Basil Mitchell has been a seasonal worker with Bord na Móna for seven years and last week he was laid off.

Mitchell attended the protest in Lanesboro, Co. Longford, yesterday evening, Monday, July 22, where over 300 people including employees, their families and members of the south Longford community walked in unity and solidarity through the main street of a town where Bord na Móna has been a fixture for over 60 years.

The company announced two weeks ago that as a direct result of the shutdown of the Lough Ree Power Station it was forced into making a decision to lay off a large number of workers including 78 seasonal workers and 72 permanent staff.

The power station in south Longford was closed on Friday, July 5, by ESB after the Environmental Protection Agency (EPA) initiated legal proceedings because it deemed the temperature of the cooling water being discharged from the facility into the river to be too high.
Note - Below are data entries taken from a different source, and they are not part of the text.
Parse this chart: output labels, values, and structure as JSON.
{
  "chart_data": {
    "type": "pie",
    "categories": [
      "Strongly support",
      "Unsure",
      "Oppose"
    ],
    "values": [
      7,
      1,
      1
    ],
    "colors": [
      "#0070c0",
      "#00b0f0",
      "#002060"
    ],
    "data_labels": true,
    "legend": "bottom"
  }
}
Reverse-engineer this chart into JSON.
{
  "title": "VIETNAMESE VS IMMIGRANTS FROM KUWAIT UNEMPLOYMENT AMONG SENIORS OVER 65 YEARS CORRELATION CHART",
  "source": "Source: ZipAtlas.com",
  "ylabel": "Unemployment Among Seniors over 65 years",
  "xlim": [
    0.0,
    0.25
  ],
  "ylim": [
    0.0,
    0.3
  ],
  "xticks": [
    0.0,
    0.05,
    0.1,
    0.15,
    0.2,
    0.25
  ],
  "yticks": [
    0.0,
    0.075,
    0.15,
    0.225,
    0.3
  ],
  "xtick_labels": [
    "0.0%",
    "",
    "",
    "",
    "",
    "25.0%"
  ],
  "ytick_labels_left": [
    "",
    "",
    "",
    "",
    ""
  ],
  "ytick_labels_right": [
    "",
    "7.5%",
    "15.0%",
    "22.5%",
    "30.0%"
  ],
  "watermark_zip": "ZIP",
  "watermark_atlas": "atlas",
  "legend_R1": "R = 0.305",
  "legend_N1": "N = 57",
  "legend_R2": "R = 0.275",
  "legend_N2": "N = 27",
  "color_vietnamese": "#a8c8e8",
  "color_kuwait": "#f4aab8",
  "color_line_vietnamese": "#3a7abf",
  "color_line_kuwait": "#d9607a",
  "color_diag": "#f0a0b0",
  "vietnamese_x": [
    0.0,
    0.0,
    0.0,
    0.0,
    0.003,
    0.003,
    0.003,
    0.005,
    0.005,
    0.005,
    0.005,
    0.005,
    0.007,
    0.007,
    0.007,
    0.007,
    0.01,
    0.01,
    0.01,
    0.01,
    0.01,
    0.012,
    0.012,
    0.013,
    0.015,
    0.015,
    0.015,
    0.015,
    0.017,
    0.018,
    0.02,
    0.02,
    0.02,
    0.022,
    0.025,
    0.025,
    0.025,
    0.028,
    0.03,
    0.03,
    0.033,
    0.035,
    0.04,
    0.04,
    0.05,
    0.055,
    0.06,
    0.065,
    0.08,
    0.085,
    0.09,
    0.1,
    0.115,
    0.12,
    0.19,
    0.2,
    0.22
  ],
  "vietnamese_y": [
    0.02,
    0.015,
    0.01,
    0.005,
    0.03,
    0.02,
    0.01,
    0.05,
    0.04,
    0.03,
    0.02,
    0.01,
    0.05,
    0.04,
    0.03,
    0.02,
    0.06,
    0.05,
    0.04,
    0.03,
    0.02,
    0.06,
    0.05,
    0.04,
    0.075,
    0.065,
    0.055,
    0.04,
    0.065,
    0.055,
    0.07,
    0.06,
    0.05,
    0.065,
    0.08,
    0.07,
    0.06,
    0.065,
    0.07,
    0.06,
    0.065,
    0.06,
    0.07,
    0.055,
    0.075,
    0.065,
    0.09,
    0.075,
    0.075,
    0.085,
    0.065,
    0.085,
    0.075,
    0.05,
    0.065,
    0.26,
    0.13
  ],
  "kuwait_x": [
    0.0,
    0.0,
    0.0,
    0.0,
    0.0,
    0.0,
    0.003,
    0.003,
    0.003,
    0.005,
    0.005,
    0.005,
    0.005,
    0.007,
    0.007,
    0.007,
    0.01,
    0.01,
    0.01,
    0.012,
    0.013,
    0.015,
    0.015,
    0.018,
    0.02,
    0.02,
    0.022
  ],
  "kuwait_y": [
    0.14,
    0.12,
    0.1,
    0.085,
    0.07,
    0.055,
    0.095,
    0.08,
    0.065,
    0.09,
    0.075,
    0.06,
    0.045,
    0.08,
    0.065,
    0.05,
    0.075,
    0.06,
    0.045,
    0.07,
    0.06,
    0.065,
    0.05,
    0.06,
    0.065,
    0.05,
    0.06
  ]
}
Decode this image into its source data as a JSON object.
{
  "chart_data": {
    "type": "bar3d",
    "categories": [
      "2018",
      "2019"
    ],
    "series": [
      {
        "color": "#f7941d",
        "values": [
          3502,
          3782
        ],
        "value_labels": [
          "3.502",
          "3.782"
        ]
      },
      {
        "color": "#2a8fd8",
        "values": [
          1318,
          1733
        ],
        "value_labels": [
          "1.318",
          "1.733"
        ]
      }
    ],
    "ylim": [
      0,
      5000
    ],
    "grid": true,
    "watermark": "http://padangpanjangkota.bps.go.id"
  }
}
Bord na Móna workers, their families and members of the community march through Lanesboro

Last week, the company let the seasonal workers go while late on Friday evening it announced that the 72 permanent employees would be laid off this week.

The bog and the land

Mitchell, meanwhile, is a suckler farmer from just outside of Lanesboro. He says the work at Bord na Móna helped him to supplement his farm income and this was something he greatly welcomed.

But last week when the company placed him and 77 other seasonal workers on ‘temporary lay-off’ with no pay, he was “flabbergasted”.

Over 300 people turned out to support Bord na Móna workers in Lanesboro

Mitchell said he was told by the company that the leave would last from four to 12 weeks – however, he remains fearful that the move will become “more indefinite”.

The local farmer also feels he has been “left in limbo” as a direct result of Bord na Móna’s decision.

He took up his seasonal employment with the company in May and pointed to the pay cheque and how it helped him to “supplement the farming side of things”.

This has been like a bolt out of the blue to be honest with you.

He continued: “The company brought us in to a meeting  and gave us a week’s notice and that’s where we are at now.”

Mitchell says that one of the difficulties he faces is in relation to social welfare. He pointed out that he needs 13 stamps to draw any money down and because he only started working in May, he hasn’t built up the number of stamps required.

78 seasonal workers at Bord na Móna were laid off last week while 72 permanent jobs are hanging in the balance this week

“It’s hard at the moment; I’m a suckler farmer and the Bord na Móna money was subsidising the bit of farming for me here.

“In fact, I would say that if it wasn’t for Bord na Móna I wouldn’t be farming at all because it’s not able to stand on its own two feet at all these days.”